Pedro Moura, Visão online
"O maléfico Berardo é um monstro, só porque é mais desbocado que os outros, que nalguns casos até fizeram pior? O ladrão Berardo roubou tudo e todos à vista desarmada, e quanto aos que lhe abriram as portas dos nossos cofres?”
“Berardo para aqui, Berardo para ali, Berardo cão tinhoso, Berardo a fazer o pino, Berardo é um manhoso, Berardo do pagode, Berardo do calote, Berardo criminoso, Berardo aldrabão, Berardo Berardinho, Berardo Berardão, Berardo seu maroto, tira daí a mão.” (quadra popular de autor desconhecido)
As últimas semanas têm sido pródigas na produção de virgens ofendidas e de doutores da moral e da justiça. Temos a agradecer a essa jóia comendada de pessoa que é José Manuel Rodrigues Berardo (Joe para os amigos). Finalmente a República Portuguesa descobriu a sua besta negra (J.Sócrates não qualifica pois ainda há quem o defenda), o causador de todos os males que nos têm assolado nas últimas décadas. Tudo devido àquela deslumbrante gargalhada que Joe desferiu na Assembleia da República, que atingiu a tudo e todos como uma revelação divina.

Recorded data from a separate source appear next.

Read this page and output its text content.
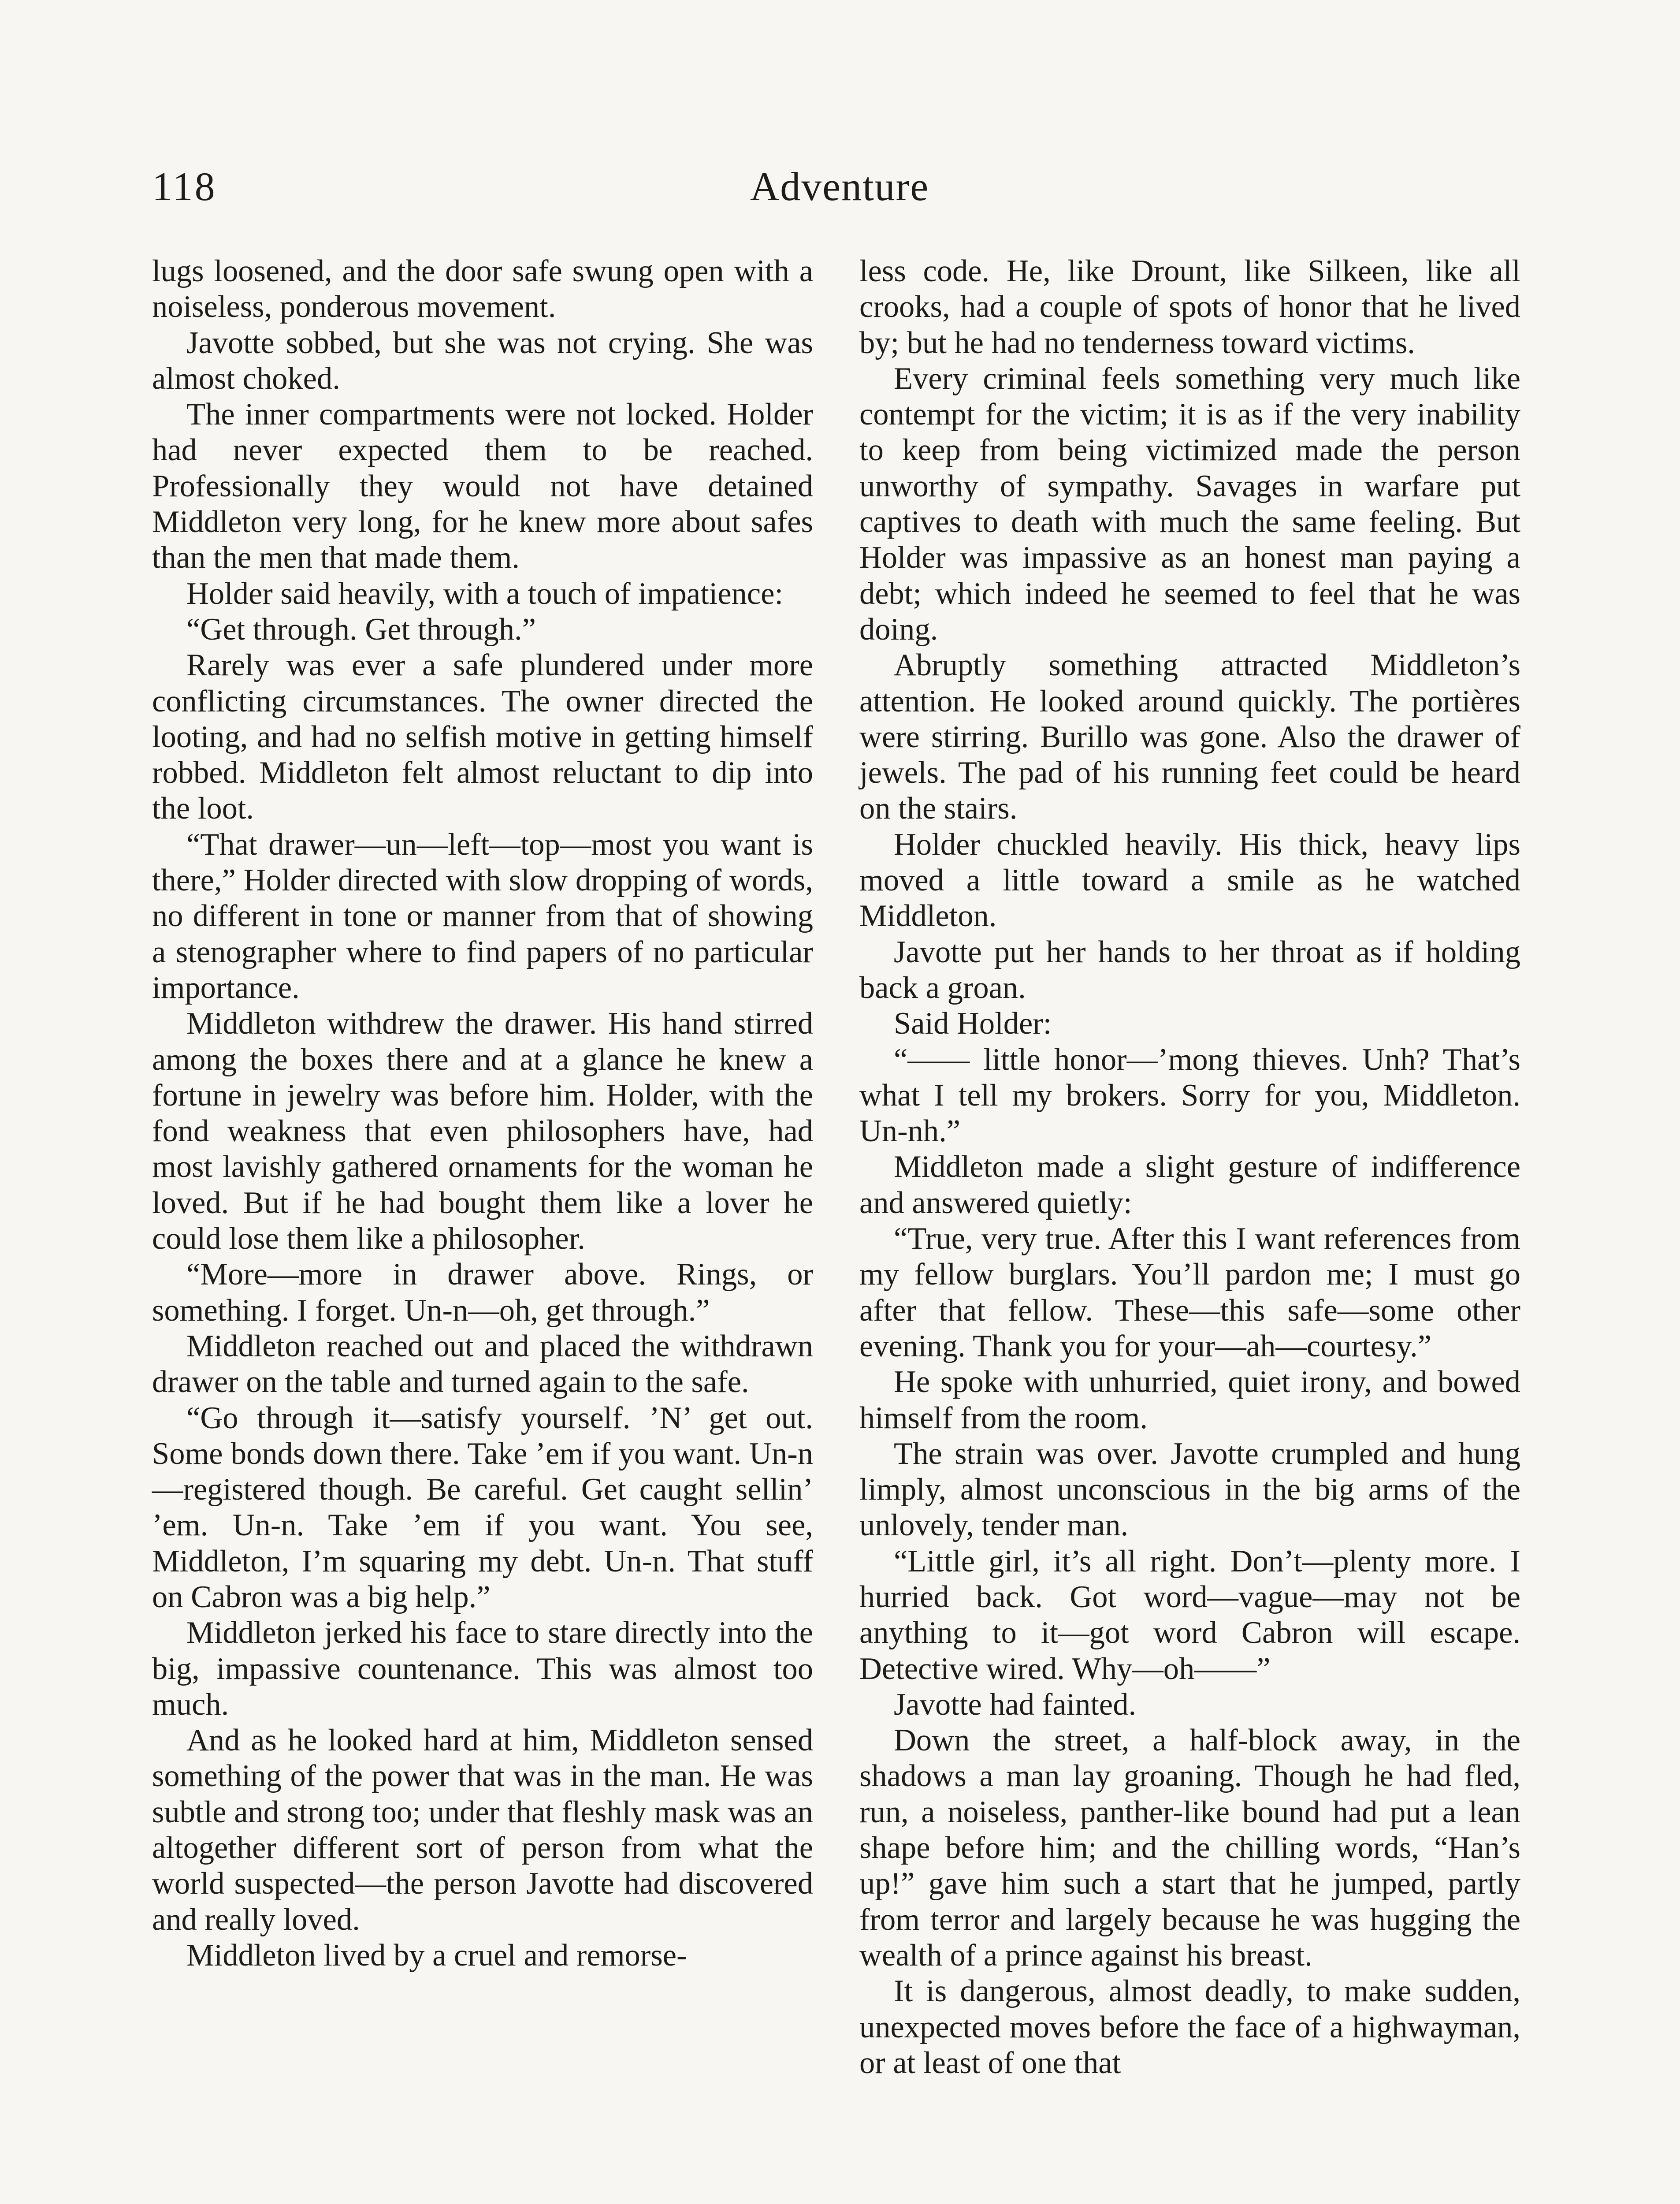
118	Adventure

lugs loosened, and the door safe swung open with a noiseless, ponderous movement.

Javotte sobbed, but she was not crying. She was almost choked.

The inner compartments were not locked. Holder had never expected them to be reached. Professionally they would not have detained Middleton very long, for he knew more about safes than the men that made them.

Holder said heavily, with a touch of impatience:

“Get through. Get through.”

Rarely was ever a safe plundered under more conflicting circumstances. The owner directed the looting, and had no selfish motive in getting himself robbed. Middleton felt almost reluctant to dip into the loot.

“That drawer—un—left—top—most you want is there,” Holder directed with slow dropping of words, no different in tone or manner from that of showing a stenographer where to find papers of no particular importance.

Middleton withdrew the drawer. His hand stirred among the boxes there and at a glance he knew a fortune in jewelry was before him. Holder, with the fond weakness that even philosophers have, had most lavishly gathered ornaments for the woman he loved. But if he had bought them like a lover he could lose them like a philosopher.

“More—more in drawer above. Rings, or something. I forget. Un-n—oh, get through.”

Middleton reached out and placed the withdrawn drawer on the table and turned again to the safe.

“Go through it—satisfy yourself. ’N’ get out. Some bonds down there. Take ’em if you want. Un-n—registered though. Be careful. Get caught sellin’ ’em. Un-n. Take ’em if you want. You see, Middleton, I’m squaring my debt. Un-n. That stuff on Cabron was a big help.”

Middleton jerked his face to stare directly into the big, impassive countenance. This was almost too much.

And as he looked hard at him, Middleton sensed something of the power that was in the man. He was subtle and strong too; under that fleshly mask was an altogether different sort of person from what the world suspected—the person Javotte had discovered and really loved.

Middleton lived by a cruel and remorse-

less code. He, like Drount, like Silkeen, like all crooks, had a couple of spots of honor that he lived by; but he had no tenderness toward victims.

Every criminal feels something very much like contempt for the victim; it is as if the very inability to keep from being victimized made the person unworthy of sympathy. Savages in warfare put captives to death with much the same feeling. But Holder was impassive as an honest man paying a debt; which indeed he seemed to feel that he was doing.

Abruptly something attracted Middleton’s attention. He looked around quickly. The portières were stirring. Burillo was gone. Also the drawer of jewels. The pad of his running feet could be heard on the stairs.

Holder chuckled heavily. His thick, heavy lips moved a little toward a smile as he watched Middleton.

Javotte put her hands to her throat as if holding back a groan.

Said Holder:

“—— little honor—’mong thieves. Unh? That’s what I tell my brokers. Sorry for you, Middleton. Un-nh.”

Middleton made a slight gesture of indifference and answered quietly:

“True, very true. After this I want references from my fellow burglars. You’ll pardon me; I must go after that fellow. These—this safe—some other evening. Thank you for your—ah—courtesy.”

He spoke with unhurried, quiet irony, and bowed himself from the room.

The strain was over. Javotte crumpled and hung limply, almost unconscious in the big arms of the unlovely, tender man.

“Little girl, it’s all right. Don’t—plenty more. I hurried back. Got word—vague—may not be anything to it—got word Cabron will escape. Detective wired. Why—oh——”

Javotte had fainted.

Down the street, a half-block away, in the shadows a man lay groaning. Though he had fled, run, a noiseless, panther-like bound had put a lean shape before him; and the chilling words, “Han’s up!” gave him such a start that he jumped, partly from terror and largely because he was hugging the wealth of a prince against his breast.

It is dangerous, almost deadly, to make sudden, unexpected moves before the face of a highwayman, or at least of one that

A manifestação de horror, estupefação e temor atingiu toda a nação, desde o Presidente da República ao cidadão comum, passando obviamente por toda a classe dirigente empresarial, política e a esmagadora maioria dos órgãos de comunicação social. “Como é possível que o Joe, o grande Joe tenha enganado a todos assim? Como pode ele ser tão maquiavélico, aldrabão e ainda ter a desfaçatez de se armar em Joker perante todo o país de forma tão desassombrada? Têm de fazer alguma coisa, têm de o meter na prisão!”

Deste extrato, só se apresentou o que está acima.